Paul Klee est un peintre allemand, un artiste majeur de la première moitié du XXe siècle. Klee a toujours aimé enseigner. Pour lui, l’art est comme un moyen de communication essentiel. Il considérait l’enseignement de l’art comme l’apprentissage d’une déambulation le long d’une ligne tendue dans l’invisible, afin de pénétrer une dimension nouvelle, inconnue.

Il enseigna au Bauhaus, fondé par Walter Gropius, et ensuite à l'Académie des beaux-arts de Düsseldorf, et dû s’exiler en Suisse en 1934, chassé par les nazis. Pour Klee, l’art était d’abord un mode d’expression enraciné dans l’expérience et visant à donner forme aux contenus de l’inconscient. Son approche est d’actualité car elle est à la base de nombreux exercices visant à déployer plus efficacement notre créativité.

Dans ses carnets de note, il consacre de nombreuses pages à l’enseignement de l’art. Il débute par une présentation didactique des éléments les plus fondamentaux : le point et la ligne. En lisant le résumé de cette introduction, présenté ci-dessous, on réalise tout de suite l’importance de l’expression picturale, de l’esquisse, du dessin, dans toute expression créative.

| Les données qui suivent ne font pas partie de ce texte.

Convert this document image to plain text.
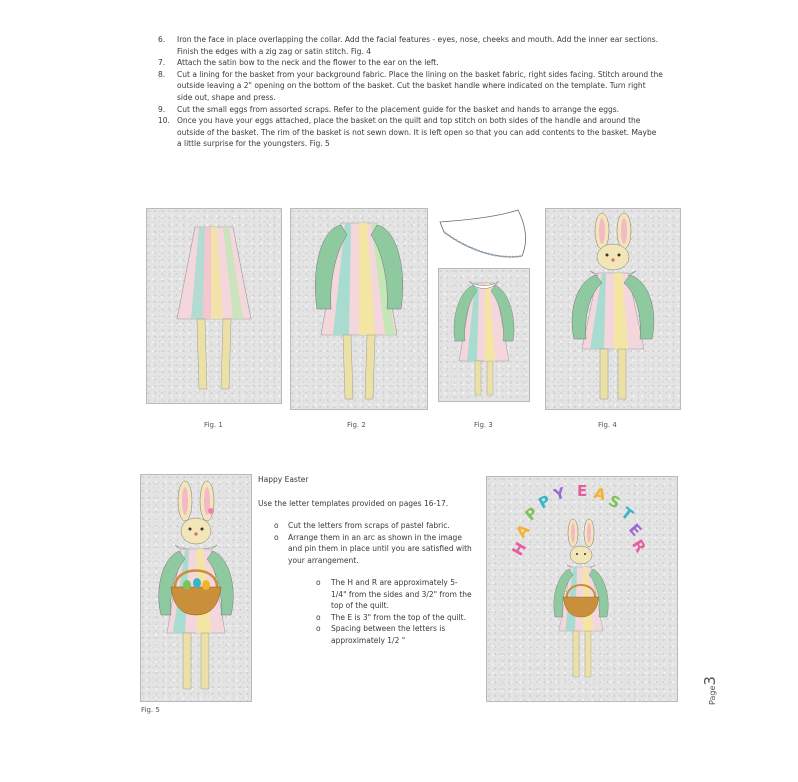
6.	Iron the face in place overlapping the collar. Add the facial features - eyes, nose, cheeks and mouth. Add the inner ear sections. Finish the edges with a zig zag or satin stitch. Fig. 4
7.	Attach the satin bow to the neck and the flower to the ear on the left.
8.	Cut a lining for the basket from your background fabric. Place the lining on the basket fabric, right sides facing. Stitch around the outside leaving a 2" opening on the bottom of the basket. Cut the basket handle where indicated on the template. Turn right side out, shape and press.
9.	Cut the small eggs from assorted scraps. Refer to the placement guide for the basket and hands to arrange the eggs.
10. Once you have your eggs attached, place the basket on the quilt and top stitch on both sides of the handle and around the outside of the basket. The rim of the basket is not sewn down. It is left open so that you can add contents to the basket. Maybe a little surprise for the youngsters. Fig. 5
Fig. 1	Fig. 2	Fig. 3	Fig. 4
Fig. 5
Happy Easter
Use the letter templates provided on pages 16-17.
o	Cut the letters from scraps of pastel fabric.
o	Arrange them in an arc as shown in the image and pin them in place until you are satisfied with your arrangement.
o	The H and R are approximately 5-1/4" from the sides and 3/2" from the top of the quilt.
o	The E is 3" from the top of the quilt.
o	Spacing between the letters is approximately 1/2 "
H
A
P
P
Y E A
S
T
E
R
Page3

« Pour l’instant contentons-nous de considérer un élément essentiel : la ligne. À l’aube des temps, lorsque le dessin et l’écriture se confondaient, la ligne constituait la composante picturale de base. C’est avec la ligne que les enfants commencent à dessiner. Un jour, ils découvrent, avec un enthousiasme qu’il est difficile d’imaginer pour un adulte, un phénomène stupéfiant : un point qui se déplace sur une feuille de papier. Au début, le crayon se déplace librement, sans contrainte. Mais l’enfant découvre rapidement qu’il peut infléchir le parcours du crayon et donner une forme aux motifs dessinés. Le désordre des premières réalisations fait place à des efforts répétés pour produire des formes qui se rapprochent de l’effet que l’enfant avait imaginé. Lentement, avec précaution, l’enfant utilise quelques lignes à peine pour produire une représentation plus ou moins conforme de la maison, de l’arbre, d’une fleur qu’il avait anticipés.

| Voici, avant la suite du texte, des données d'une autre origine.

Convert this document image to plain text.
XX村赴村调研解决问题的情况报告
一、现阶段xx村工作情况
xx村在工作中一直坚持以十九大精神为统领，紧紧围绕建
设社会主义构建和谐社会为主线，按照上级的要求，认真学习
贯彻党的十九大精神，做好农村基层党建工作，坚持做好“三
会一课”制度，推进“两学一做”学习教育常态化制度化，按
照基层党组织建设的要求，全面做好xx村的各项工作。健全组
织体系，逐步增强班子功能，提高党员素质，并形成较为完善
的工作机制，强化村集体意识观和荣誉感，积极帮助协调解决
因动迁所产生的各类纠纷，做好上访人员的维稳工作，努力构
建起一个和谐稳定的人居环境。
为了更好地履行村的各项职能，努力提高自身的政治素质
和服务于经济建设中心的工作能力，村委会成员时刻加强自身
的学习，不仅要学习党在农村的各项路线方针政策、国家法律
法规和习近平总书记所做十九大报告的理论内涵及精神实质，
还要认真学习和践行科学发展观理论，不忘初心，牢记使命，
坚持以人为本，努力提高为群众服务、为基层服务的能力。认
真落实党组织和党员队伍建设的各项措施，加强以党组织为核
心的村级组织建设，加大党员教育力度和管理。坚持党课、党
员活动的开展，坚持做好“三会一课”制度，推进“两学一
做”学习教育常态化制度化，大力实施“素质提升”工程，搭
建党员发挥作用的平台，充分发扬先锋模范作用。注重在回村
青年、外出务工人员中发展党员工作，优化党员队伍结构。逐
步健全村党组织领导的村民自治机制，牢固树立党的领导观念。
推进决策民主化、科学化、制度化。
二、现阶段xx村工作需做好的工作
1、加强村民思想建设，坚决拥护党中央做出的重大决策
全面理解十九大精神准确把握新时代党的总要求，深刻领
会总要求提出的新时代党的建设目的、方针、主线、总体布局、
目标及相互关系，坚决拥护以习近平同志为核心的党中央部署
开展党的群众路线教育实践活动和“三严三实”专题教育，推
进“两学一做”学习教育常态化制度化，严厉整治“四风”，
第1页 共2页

Le point n’est pas sans dimension. Il s’agit en fait d’un plan en deux dimensions, tout petit. Le point est un élément qui ne s’est pas encore déplacé, qui est à l’état de repos. La mobilité est la condition du changement. Le point est un élément primordial. Son mouvement, par définition, est entravé. Il lui faut une impulsion pour qu’il commence à se déplacer. La genèse de toute forme débute par le déplacement d’un point. Et un point en déplacement forme une ligne. La ligne la plus puissante est celle qui est la plus authentique car elle est la plus active.

L’art ne vise pas à reproduire le visible, mais à rendre visible ce qui ne l’était pas auparavant. La nature même de l’art graphique nous entraîne tout naturellement vers l’abstraction. L’art graphique met en scène l’imaginaire et l’exprime avec une grande précision. Plus l’art graphique s’épure, plus ses constituants formels s’expriment avec force, et moins il se prête à la représentation réaliste des objets visibles. »

Landscape wilh gallows, 1919.

Landscape wilh gallows, 1919.

Paul Klee nous parlent depuis une époque révolue, mais ses propos renvoient à une vision essentielle qui est à la base de toute création, de tout design, l’oeil pensant. Ou en d’autres mots : l’oeil agissant. L’oeil qui agit sur le crayon, qui pense et s’exprime en traçant des motifs sur une feuille de papier. Tout est mobilité et transformation dans la conception dans la pratique de l’art graphique. Notre main se met en action et traduit graphiquement une multitude de concepts. Il s’agit d’un processus pro-actif. La pensée graphique se précise au fur et à mesure qu’elle s’exprime. C’est une notion parfaitement nécessaire de nos jours car le dessin (les croquis, les esquisses), demeure à la base de tout processus créatif.


1. SOURCE

Klee, Paul. Notebooks, volume I - The Thinking Eye. Lund Humphries, London, 1961.